State government tax collections increased $34.3 billion to $794.6 billion from the 2011 to the 2012 fiscal year, according to new data from the U.S. Census Bureau. The total is the most ever collected, topping the previous high of $779.7 billion in 2008. State tax revenues increased 13 percent from $703.4 billion in 2010. Tax revenue on personal income was 8.1 percent higher in 2012 than 2011, and general sales tax revenue was up 4.7 percent to $242.7 billion.
There was an increase in total tax revenue in 47 states between 2011 and 2012, the Census found. Standouts were North Dakota (47.0 percent), Alaska (27.3 percent), Illinois (19.1 percent) and Connecticut (15.0 percent). Nearly 73 percent of taxes collected nationwide are in income, sales and license taxes.

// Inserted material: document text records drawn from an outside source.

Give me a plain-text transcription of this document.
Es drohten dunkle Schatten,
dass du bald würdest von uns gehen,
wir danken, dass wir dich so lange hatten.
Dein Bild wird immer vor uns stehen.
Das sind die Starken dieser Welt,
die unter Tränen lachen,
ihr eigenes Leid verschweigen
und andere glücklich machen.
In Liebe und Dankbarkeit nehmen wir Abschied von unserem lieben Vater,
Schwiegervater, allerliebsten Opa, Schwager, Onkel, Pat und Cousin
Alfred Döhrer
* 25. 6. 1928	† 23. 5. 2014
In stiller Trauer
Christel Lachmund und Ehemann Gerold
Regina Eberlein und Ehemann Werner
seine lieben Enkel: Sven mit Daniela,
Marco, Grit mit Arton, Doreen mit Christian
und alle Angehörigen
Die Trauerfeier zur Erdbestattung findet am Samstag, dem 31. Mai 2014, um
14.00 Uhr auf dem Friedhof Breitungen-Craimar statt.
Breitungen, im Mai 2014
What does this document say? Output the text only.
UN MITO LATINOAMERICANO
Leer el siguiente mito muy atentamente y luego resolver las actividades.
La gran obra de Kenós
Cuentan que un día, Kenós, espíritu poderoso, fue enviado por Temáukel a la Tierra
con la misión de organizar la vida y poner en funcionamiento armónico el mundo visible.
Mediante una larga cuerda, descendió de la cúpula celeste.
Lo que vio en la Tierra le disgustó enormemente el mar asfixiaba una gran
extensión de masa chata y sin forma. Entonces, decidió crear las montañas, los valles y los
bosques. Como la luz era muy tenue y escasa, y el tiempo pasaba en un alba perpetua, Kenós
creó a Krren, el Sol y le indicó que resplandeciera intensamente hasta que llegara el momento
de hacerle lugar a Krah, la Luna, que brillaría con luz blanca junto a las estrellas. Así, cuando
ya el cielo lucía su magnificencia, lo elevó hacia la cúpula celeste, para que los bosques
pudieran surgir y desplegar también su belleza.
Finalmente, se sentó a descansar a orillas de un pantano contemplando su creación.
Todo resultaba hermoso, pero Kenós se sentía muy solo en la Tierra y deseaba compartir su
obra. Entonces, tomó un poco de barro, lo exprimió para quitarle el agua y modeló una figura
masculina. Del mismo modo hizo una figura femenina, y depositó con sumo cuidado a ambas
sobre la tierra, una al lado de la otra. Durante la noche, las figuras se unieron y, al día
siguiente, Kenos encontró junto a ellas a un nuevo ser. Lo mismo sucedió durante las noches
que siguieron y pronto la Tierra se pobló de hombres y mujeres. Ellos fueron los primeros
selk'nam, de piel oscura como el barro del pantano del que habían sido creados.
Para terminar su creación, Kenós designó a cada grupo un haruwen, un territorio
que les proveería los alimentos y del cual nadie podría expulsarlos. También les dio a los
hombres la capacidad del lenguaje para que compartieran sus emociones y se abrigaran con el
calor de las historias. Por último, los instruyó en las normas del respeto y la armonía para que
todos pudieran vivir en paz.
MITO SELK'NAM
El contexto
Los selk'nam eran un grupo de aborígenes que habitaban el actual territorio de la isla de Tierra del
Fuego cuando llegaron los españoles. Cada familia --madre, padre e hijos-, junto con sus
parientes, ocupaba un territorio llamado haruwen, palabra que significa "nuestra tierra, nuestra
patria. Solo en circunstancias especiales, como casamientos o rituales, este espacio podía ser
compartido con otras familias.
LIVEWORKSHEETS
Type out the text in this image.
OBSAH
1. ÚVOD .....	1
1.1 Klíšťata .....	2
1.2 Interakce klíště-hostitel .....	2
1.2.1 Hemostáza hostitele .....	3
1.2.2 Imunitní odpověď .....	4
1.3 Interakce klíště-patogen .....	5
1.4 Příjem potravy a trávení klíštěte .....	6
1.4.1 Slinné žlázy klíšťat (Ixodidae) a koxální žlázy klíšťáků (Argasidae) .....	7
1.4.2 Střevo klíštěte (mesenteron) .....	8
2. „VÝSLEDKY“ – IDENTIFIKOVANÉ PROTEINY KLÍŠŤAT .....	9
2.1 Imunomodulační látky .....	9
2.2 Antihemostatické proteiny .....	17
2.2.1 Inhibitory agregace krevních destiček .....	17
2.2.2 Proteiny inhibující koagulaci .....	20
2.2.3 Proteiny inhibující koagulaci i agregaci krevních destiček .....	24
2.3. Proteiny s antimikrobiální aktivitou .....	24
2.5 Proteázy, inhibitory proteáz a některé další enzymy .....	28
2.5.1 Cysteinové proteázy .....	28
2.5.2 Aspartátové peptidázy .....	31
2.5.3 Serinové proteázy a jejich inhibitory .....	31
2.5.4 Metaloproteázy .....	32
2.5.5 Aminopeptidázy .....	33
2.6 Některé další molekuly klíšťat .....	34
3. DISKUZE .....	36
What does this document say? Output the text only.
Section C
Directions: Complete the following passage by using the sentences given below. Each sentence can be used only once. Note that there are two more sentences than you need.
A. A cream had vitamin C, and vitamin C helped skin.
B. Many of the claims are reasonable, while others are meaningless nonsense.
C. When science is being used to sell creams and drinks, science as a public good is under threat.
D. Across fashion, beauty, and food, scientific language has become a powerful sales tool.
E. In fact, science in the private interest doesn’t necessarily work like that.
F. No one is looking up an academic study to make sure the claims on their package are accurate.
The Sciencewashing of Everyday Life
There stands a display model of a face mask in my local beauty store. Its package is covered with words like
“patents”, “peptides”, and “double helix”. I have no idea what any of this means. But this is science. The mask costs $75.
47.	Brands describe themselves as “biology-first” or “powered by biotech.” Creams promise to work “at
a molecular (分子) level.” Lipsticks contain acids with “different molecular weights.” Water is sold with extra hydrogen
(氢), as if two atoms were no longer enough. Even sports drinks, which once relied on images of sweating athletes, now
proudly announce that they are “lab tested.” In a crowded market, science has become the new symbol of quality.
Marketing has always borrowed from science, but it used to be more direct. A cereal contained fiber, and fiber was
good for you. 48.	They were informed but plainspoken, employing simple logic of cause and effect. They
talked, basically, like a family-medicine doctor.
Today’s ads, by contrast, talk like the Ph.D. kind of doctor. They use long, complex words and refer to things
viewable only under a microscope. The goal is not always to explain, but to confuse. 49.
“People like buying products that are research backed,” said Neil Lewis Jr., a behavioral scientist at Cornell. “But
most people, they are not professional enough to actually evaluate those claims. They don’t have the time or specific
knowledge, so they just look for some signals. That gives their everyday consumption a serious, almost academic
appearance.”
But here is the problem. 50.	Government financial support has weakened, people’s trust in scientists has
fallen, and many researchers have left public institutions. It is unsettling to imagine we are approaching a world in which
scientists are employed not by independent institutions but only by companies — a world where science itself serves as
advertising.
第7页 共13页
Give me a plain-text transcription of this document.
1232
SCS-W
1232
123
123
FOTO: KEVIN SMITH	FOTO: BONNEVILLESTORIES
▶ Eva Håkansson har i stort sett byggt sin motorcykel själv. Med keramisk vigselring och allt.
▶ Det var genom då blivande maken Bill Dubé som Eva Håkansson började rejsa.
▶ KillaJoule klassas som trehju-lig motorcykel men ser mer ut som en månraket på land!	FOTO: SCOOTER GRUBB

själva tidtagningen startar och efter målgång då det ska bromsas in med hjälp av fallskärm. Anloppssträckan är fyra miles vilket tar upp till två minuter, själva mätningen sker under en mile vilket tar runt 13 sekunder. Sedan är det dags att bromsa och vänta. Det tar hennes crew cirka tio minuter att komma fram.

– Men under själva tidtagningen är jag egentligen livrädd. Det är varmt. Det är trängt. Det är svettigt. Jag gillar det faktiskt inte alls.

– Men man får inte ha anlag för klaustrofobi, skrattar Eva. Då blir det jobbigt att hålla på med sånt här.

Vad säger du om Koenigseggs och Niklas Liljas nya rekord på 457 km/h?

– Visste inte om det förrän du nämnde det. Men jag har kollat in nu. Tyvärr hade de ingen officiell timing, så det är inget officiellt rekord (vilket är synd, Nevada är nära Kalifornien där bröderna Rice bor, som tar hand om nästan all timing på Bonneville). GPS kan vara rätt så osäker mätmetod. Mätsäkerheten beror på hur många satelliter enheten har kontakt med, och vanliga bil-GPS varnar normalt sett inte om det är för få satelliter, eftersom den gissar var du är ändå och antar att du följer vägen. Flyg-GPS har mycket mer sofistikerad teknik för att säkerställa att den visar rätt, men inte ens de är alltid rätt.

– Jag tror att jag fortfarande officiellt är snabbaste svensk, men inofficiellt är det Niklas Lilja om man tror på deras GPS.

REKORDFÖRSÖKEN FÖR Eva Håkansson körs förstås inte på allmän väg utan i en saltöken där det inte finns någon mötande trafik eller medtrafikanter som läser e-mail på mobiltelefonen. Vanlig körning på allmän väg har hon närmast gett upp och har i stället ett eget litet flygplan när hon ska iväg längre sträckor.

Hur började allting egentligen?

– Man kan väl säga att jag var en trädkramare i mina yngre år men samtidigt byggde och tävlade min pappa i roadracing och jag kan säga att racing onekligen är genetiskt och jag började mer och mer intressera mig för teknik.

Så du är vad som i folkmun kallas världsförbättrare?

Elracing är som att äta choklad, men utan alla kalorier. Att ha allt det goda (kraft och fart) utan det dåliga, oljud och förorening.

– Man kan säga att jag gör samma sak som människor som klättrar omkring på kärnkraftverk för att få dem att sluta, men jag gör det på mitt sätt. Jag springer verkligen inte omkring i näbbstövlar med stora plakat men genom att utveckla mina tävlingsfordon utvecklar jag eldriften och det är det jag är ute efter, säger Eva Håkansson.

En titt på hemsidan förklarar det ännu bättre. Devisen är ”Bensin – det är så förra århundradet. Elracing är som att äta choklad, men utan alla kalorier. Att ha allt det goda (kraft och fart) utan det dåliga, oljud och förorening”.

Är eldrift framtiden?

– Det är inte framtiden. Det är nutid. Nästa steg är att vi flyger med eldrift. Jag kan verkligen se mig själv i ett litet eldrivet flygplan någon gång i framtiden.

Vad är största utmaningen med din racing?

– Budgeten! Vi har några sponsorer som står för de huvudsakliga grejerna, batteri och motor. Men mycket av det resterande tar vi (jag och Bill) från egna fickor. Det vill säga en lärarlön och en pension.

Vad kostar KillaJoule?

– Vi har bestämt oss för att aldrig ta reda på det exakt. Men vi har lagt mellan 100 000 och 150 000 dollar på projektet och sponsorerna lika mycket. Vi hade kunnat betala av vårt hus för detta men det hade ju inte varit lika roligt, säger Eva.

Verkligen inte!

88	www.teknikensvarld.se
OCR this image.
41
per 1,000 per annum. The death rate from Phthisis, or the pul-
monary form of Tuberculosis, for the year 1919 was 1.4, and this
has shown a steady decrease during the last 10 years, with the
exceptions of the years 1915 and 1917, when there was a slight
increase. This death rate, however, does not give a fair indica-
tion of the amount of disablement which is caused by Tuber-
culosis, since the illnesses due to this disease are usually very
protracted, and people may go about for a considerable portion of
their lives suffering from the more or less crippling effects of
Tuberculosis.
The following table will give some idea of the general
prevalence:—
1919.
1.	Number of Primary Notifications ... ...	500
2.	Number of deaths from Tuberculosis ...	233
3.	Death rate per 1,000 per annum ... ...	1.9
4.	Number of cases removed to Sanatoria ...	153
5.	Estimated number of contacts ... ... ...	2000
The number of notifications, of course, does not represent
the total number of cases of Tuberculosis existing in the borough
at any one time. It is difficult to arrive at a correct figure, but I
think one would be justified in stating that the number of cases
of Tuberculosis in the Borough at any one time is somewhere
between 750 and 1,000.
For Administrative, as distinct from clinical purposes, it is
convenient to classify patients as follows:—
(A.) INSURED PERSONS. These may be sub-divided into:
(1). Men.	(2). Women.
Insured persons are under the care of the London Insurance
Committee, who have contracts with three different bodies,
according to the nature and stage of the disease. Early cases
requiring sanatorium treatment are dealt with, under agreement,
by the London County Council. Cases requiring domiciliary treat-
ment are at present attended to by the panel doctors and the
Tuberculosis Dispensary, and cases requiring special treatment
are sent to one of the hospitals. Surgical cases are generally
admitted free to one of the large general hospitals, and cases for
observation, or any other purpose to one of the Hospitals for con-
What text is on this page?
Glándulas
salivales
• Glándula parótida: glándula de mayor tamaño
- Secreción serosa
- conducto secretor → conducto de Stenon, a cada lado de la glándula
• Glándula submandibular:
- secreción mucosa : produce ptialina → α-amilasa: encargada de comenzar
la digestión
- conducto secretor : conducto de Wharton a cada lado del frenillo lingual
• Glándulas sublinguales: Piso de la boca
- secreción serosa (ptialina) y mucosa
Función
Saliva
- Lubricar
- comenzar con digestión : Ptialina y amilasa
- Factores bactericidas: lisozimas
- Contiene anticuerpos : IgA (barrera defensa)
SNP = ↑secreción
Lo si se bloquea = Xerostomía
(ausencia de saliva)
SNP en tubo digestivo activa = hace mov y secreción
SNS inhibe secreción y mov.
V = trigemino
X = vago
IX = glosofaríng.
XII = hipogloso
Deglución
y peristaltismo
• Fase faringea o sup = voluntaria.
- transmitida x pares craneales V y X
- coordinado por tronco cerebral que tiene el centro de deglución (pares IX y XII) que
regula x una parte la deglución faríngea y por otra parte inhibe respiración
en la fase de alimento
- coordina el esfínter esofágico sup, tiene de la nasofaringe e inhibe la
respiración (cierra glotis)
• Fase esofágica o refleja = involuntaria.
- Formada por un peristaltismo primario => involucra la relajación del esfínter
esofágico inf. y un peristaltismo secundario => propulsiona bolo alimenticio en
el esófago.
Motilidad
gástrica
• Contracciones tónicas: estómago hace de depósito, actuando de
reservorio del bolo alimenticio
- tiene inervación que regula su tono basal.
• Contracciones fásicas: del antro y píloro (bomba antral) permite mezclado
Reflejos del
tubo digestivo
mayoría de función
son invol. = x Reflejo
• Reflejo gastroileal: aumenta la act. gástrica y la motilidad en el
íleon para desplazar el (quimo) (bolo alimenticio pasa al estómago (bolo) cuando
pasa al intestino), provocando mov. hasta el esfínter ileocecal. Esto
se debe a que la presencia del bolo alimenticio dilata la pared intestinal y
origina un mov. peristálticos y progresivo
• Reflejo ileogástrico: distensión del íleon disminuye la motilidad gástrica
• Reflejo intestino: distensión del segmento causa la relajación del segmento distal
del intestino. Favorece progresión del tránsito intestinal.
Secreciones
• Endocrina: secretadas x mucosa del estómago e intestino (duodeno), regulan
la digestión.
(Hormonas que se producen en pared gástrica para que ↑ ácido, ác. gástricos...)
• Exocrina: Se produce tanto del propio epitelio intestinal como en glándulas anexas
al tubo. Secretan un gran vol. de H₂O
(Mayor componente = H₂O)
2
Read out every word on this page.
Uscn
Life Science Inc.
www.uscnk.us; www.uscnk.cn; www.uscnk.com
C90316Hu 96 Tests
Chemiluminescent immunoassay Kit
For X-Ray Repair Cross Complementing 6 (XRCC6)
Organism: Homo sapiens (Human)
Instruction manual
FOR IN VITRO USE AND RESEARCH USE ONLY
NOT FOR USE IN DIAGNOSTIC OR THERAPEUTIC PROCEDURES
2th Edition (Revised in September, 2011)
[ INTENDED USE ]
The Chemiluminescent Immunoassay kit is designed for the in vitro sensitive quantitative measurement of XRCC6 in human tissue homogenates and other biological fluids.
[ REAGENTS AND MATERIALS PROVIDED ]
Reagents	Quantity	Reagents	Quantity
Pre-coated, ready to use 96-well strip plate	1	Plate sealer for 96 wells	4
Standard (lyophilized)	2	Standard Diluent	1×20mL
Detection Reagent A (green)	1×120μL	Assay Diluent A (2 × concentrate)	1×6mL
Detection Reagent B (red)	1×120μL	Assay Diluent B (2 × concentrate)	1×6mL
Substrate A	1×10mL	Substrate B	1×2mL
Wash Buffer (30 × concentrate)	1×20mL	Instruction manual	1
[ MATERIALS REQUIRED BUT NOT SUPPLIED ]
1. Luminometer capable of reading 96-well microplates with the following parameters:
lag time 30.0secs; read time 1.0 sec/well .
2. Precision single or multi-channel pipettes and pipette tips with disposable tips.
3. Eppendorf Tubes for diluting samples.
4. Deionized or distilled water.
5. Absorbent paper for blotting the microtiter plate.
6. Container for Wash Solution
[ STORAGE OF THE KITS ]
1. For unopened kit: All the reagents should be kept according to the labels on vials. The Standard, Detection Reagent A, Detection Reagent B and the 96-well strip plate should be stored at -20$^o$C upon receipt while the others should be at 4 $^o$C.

New York ranked second, behind California, for the most taxes collected in 2012. It collected $71.5 billion, compared to $112.4 billion for California. Texas ranked third with $48.6 billion. New York is the third most populous state, after California and Texas. South Dakota collected the lowest amount of taxes — $1.5 billion.
The totals do not include property taxes, which are collected by local governments. New York brought in $22.9 billion in sales and gross receipts taxes, $1.9 billion in license taxes (most from motor vehicle licenses), $43.3 billion in income taxes and $1.1 billion in death and gift taxes.
These statistics are from the 2012 Annual Survey of State Government Tax Collections, which contains annual statistics on the fiscal year tax collections of all 50 state governments.
“The Census Bureau’s state government tax collections data are an essential benchmark of state fiscal conditions,” said Donald Boyd, a senior fellow at the Nelson A. Rockefeller Institute of Government at the State University of New York at Albany. “The latest data show that state tax revenue is continuing to recover, albeit slowly, from the depth of the recession.”